ADA Amazonia
ADA Amazonia
Four months ago I set up and planted a new 25 G tank with ADA Amazonia including Power Sand. I followed the directions provided to the letter. Besides the expected water clouding I noticed that the water immediately turned a brown/green color. When I contacted Jeff Senske of ADA he said it was normal and that the water would go crystal clear in a few weeks. After a few weeks of regular water changes, when the color did not lighten, I contacted Jeff again and he suggested that I use Purigen, which I did. The Purigen turned brown within days of adding it. I renewed it a couple of times and then switched to fresh Purigen. The water did not clear at all. Now, after such a long period of time the tank continues to be brown/green. Does anyone have any ideas what I can do to clear the water? It never has been a problem with algae, though there is some black algae in the tank now, which I am pulling my hair out trying to solve. The tank (an Aquapod) has CO2 injection. Because of the tank type I'm unable to lower the internal temperature below 73 degrees F. The plants are growing very well, even though black algae is forming on some of the leaves. There are five Tiger Barbs and three Rosey Barbs. The water chemistry is stable. Ammonia, nitrites and nitrates are zero or undetectable. Phosphates are near zero. pH is 7.0 while the tank lights are on during the day and it's illuminated for 10 hours, 7 days a week. I have not tested the pH level after the lights go out. CO2 injection stops automatically when the lights go out. Hope that's not overkill with background information, but I'm hoping someone can give me an idea how I might clear the water in the tank. Oh, and maybe an idea how to battle the black algae that's forming on the plants. Thanks! Mark
Living near the water is almost as good as living in the water!

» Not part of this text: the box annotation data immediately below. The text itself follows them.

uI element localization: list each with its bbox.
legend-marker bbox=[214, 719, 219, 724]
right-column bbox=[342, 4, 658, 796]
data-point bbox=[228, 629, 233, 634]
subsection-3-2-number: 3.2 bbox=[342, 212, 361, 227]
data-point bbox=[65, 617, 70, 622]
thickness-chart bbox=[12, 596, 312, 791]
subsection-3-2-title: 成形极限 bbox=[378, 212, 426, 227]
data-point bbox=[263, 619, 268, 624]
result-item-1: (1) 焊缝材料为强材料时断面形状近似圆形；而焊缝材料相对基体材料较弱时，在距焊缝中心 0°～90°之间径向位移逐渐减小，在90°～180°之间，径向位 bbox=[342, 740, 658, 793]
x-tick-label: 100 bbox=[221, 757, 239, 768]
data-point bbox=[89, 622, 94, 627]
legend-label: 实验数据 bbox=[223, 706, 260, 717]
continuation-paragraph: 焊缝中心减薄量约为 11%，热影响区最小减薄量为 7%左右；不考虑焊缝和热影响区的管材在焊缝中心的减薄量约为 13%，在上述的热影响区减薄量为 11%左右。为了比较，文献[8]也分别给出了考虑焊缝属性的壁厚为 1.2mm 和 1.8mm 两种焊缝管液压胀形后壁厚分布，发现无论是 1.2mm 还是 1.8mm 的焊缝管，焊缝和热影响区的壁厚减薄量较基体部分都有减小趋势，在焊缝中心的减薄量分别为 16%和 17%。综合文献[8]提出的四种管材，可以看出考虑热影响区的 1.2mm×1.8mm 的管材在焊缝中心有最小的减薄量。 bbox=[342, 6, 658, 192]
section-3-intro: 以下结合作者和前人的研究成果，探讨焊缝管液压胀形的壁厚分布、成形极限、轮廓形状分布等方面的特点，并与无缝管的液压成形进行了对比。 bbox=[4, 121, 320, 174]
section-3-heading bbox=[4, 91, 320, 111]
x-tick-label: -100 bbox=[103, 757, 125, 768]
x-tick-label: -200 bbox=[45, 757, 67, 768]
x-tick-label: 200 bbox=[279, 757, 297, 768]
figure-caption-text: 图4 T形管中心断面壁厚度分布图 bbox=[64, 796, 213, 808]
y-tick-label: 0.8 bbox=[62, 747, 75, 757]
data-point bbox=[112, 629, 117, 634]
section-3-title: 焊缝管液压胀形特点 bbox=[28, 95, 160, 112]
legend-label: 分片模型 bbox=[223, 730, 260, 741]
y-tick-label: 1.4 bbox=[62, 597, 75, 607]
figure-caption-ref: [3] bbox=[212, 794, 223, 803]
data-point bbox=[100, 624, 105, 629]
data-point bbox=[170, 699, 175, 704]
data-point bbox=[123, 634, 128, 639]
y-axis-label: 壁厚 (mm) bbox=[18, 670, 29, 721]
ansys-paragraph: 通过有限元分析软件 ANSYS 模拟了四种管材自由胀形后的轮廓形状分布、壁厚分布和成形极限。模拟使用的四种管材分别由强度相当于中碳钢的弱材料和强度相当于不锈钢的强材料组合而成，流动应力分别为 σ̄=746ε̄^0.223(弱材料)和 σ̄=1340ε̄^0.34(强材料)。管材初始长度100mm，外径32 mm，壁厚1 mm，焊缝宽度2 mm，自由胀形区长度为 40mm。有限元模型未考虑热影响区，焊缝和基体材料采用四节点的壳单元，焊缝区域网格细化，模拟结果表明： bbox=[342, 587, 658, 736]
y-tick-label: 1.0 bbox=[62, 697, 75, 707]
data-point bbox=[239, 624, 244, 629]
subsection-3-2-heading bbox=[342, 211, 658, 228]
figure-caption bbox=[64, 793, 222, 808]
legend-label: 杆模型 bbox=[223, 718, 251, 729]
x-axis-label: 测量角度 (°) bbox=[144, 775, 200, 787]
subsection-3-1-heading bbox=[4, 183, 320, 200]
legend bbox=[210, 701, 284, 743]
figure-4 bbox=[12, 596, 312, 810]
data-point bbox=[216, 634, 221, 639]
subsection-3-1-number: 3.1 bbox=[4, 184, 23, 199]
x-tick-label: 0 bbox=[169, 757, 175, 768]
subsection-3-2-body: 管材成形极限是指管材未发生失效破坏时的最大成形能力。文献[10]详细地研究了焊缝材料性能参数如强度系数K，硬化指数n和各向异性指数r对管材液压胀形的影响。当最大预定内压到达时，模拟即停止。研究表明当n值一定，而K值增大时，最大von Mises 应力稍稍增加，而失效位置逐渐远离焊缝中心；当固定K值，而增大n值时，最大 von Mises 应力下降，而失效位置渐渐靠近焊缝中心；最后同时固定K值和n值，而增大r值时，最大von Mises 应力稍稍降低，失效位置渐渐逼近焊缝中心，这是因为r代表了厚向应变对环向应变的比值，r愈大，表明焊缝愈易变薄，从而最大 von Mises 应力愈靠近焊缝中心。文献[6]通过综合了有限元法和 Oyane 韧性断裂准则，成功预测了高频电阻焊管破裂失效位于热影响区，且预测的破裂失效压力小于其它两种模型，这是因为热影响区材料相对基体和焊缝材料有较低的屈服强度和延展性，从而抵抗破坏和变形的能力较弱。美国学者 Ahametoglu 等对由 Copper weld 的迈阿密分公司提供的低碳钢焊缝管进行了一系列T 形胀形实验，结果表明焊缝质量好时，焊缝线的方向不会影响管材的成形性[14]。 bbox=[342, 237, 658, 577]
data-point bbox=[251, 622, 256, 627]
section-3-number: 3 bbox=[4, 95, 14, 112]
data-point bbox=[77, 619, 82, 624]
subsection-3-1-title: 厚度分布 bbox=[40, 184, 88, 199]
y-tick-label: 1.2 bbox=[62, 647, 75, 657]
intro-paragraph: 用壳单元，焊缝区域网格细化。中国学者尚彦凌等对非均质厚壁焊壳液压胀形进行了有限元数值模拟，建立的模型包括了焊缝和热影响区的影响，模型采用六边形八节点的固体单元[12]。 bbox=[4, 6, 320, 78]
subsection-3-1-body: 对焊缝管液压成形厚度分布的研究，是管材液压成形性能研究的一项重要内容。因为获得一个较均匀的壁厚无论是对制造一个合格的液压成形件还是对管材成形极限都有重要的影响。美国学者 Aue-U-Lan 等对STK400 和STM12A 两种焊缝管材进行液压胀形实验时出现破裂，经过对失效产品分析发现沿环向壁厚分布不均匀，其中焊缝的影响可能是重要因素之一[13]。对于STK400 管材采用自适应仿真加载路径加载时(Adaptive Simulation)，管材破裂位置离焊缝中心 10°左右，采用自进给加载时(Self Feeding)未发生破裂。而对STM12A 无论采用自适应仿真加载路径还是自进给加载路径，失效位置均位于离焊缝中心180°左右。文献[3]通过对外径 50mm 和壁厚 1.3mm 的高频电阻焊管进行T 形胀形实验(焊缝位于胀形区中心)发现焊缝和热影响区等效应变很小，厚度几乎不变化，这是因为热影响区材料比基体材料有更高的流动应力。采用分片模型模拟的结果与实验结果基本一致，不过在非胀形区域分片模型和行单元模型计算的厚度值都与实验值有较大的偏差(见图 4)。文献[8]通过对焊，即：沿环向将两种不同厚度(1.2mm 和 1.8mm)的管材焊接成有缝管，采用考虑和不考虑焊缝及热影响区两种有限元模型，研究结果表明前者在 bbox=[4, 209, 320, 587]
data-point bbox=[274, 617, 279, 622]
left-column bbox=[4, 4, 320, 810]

Frequent small water changes seem to do the trick, like 20% every 3 days. Are you moving things around a lot to stir it up? Is the filter or power head directed at the soil and stirring it up? The black algae is usually a sign of low CO2, try upping it a little. You could also run a diatom to help clear the tank. You may have green water, which water changes wont really help.
You can can mix in fairly fine to fine carbon with the diatom as well (add the carbon after the bag is coated with diatom powder). If you have a real colorant dissolved in the water, the carbon should pull a lot of it out. If it is green water, any clearing may be temporary with diatom or diatom+carbon.